Millôr rabiscava uma frase na margem da sua caderneta. “Democracia é quando eu mando em você, ditadura é quando você manda em mim. O problema é que a gente se acostumou a ser mandado por quem não tem sequer a decência de se assumir como ditador. Os poderes públicos atuais são a pior forma de tirania: a que não precisa de quartel. Basta que a imprensa se encarregue do serviço, com o seu jornalismo de muito baixa qualidade.”

Lessa, que fora correspondente em Londres e colaborava para a BBC, suspirou, lembrando-se dos anos do Pasquim: “A gente, na época do Pasquim, podia até inventar cartas de leitores ou xingar o Francis, mas a falta de coragem de hoje... A gente vê que falta bater com força, falta a ‘porrada’. O humor e a imprensa estão muito ‘bem- comportados’ e formais.”

Ele fez uma pausa dramática, olhando para um grupo de jovens que ria alto ao assistir a um vídeo no celular. “O que me incomoda é a ‘pegação’ transcendental. Antes, era o cara que te cutucava no elevador; agora, ele já entra assoviando dentro da sua alma com a mania de agradar. Ninguém quer dizer uma coisa contra a corrente, mesmo que a corrente seja lamentável.”
Millôr, o autodidata que gostava de desnudar o homem para perdoá-lo, ironizou a situação: “O otimista não sabe o que o espera. O problema não é o poder, é a burocracia. A burocracia é a verdadeira canalha. E a inanição intelectual e moral que o acompanha é alimentada pelo medo de ser cancelado. Antes, você era censurado pelo AI-5; hoje, você se autocensura pelo feedback da patrulha pelo humor - do Ministro.”

Eles debateram, rapidamente, a nova forma de censura. Lessa: "Naquela época, a liberdade era apenas uma lamentável negligência das autoridades. Se a censura fosse suspensa, o que se fazia? Escrevia-se algo muito mais violento! Hoje, a ausência de censura só mostra que o poder não precisa dela, pois a vontade de agradar coletiva é um censor muito mais eficiente. É um estado de exceção permanente, onde todo mundo quer ser amigo do rei, ou do Grande.”
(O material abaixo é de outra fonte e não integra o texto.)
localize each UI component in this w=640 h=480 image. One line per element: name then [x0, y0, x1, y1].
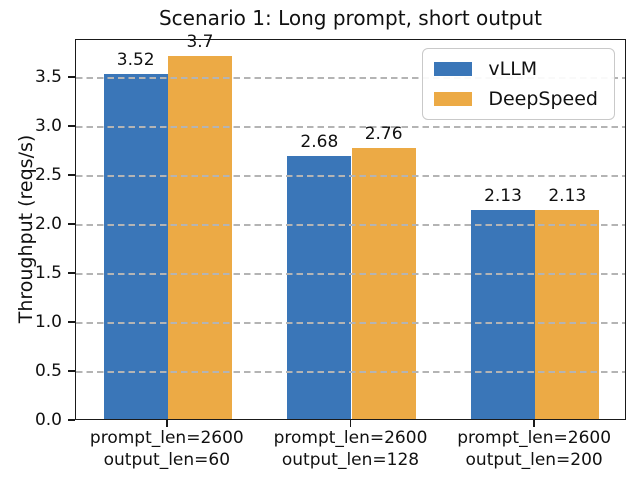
bar-vllm-group2	[287, 156, 352, 419]
y-tick-mark	[68, 174, 75, 176]
chart-title: Scenario 1: Long prompt, short output	[158, 6, 543, 30]
bar-value-label: 2.13	[484, 186, 522, 207]
gridlines-layer	[76, 40, 625, 419]
y-tick-label: 1.0	[34, 311, 62, 332]
plot-area: 3.52 2.68 2.13 3.7 2.76 2.13 vLLM DeepSpeed	[75, 32, 626, 420]
gridline-y-3.0	[76, 126, 625, 128]
legend-item-deepspeed: DeepSpeed	[434, 88, 602, 110]
legend-item-vllm: vLLM	[434, 58, 602, 80]
bar-deepspeed-group1	[167, 56, 233, 419]
bar-value-label: 2.76	[364, 124, 403, 145]
gridline-y-3.5	[76, 77, 625, 79]
y-tick-label: 0.5	[34, 360, 62, 381]
x-tick-mark	[349, 420, 352, 427]
y-tick-mark	[68, 321, 75, 323]
bar-value-label: 3.7	[186, 32, 214, 53]
x-tick-mark	[166, 420, 168, 427]
y-tick-mark	[68, 75, 75, 78]
legend-label: DeepSpeed	[488, 88, 598, 110]
x-tick-label: prompt_len=2600 output_len=60	[89, 428, 244, 471]
gridline-y-1.5	[76, 273, 625, 275]
bar-vllm-group1	[103, 73, 168, 419]
y-tick-label: 1.5	[34, 262, 62, 283]
legend-label: vLLM	[488, 58, 538, 80]
legend: vLLM DeepSpeed	[422, 48, 615, 120]
y-tick-label: 2.5	[34, 164, 62, 185]
bars-layer	[76, 40, 625, 419]
x-tick-label: prompt_len=2600 output_len=200	[457, 428, 612, 471]
bar-deepspeed-group3	[535, 210, 600, 419]
y-tick-mark	[68, 419, 75, 421]
y-tick-mark	[68, 223, 75, 225]
bar-value-label: 2.13	[548, 186, 587, 207]
gridline-y-2.5	[76, 175, 625, 177]
bar-vllm-group3	[470, 210, 536, 419]
y-tick-mark	[68, 272, 75, 274]
y-tick-label: 3.5	[34, 66, 62, 87]
y-tick-label: 2.0	[34, 213, 62, 234]
bar-value-labels-layer: 3.52 2.68 2.13 3.7 2.76 2.13	[76, 32, 625, 419]
x-tick-label: prompt_len=2600 output_len=128	[273, 428, 428, 471]
y-tick-mark	[68, 370, 75, 372]
gridline-y-0.5	[76, 371, 625, 373]
bar-value-label: 3.52	[116, 49, 155, 70]
y-tick-mark	[68, 124, 75, 127]
bar-value-label: 2.68	[300, 132, 339, 153]
bar-deepspeed-group2	[351, 148, 416, 419]
gridline-y-2.0	[76, 224, 625, 226]
y-tick-label: 3.0	[34, 115, 62, 136]
gridline-y-1.0	[76, 322, 625, 324]
legend-swatch-icon	[434, 92, 473, 106]
legend-swatch-icon	[434, 62, 473, 76]
x-tick-mark	[533, 420, 535, 427]
y-tick-label: 0.0	[34, 410, 62, 430]
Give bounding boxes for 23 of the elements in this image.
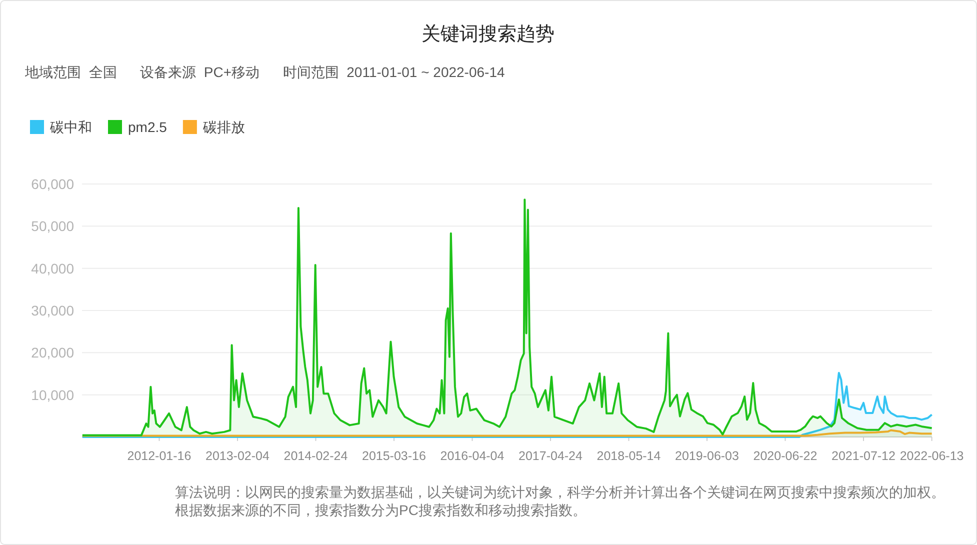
legend-label: pm2.5 [128,119,168,135]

Millôr assentiu, com um sorriso de canto de boca que significava o fracasso de qualquer projeto humano. “Os maiores censores que conhecemos, aqueles que nos prenderam por uma piada sobre Dom Pedro, pelo menos eram previsíveis! Agora, os ‘donos da verdade’ circulam livremente, e o gabarito da crítica está no chão. Se você ataca o sistema, ainda é subversivo; se ataca as novas modas, é tachado de reacionário. Por isso, o jeito é ser anarquista, contra o poder de todo tipo. É o que resta ao indivíduo. Mas...não temso censura né?”

Lessa balançou a cabeça, derrotado pelo sol de Pernambuco e pela burrice do novo século. “Eu só sei que, para escapar à realidade, hoje as pessoas assistem ao stream. Eu, que desejava apenas escapar da televisão e de tanta efusão boboca, preciso urgentemente voltar para o frio que me civiliza, voltemos Millôr?”

Millôr, então, levantou-se, jogou a caderneta no banco (afinal, quem tem obra é pedreiro) e concluiu, antes de procurar um táxi (que Millôr considerava o objeto menos livre do mundo):“Quem se curva aos poderosos mostra a bunda aos oprimidos. E, pelo visto, o Brasil nunca deu tanta bunda quanto agora. É um filme pornô com trilha de Bossa Nova. Vade!”.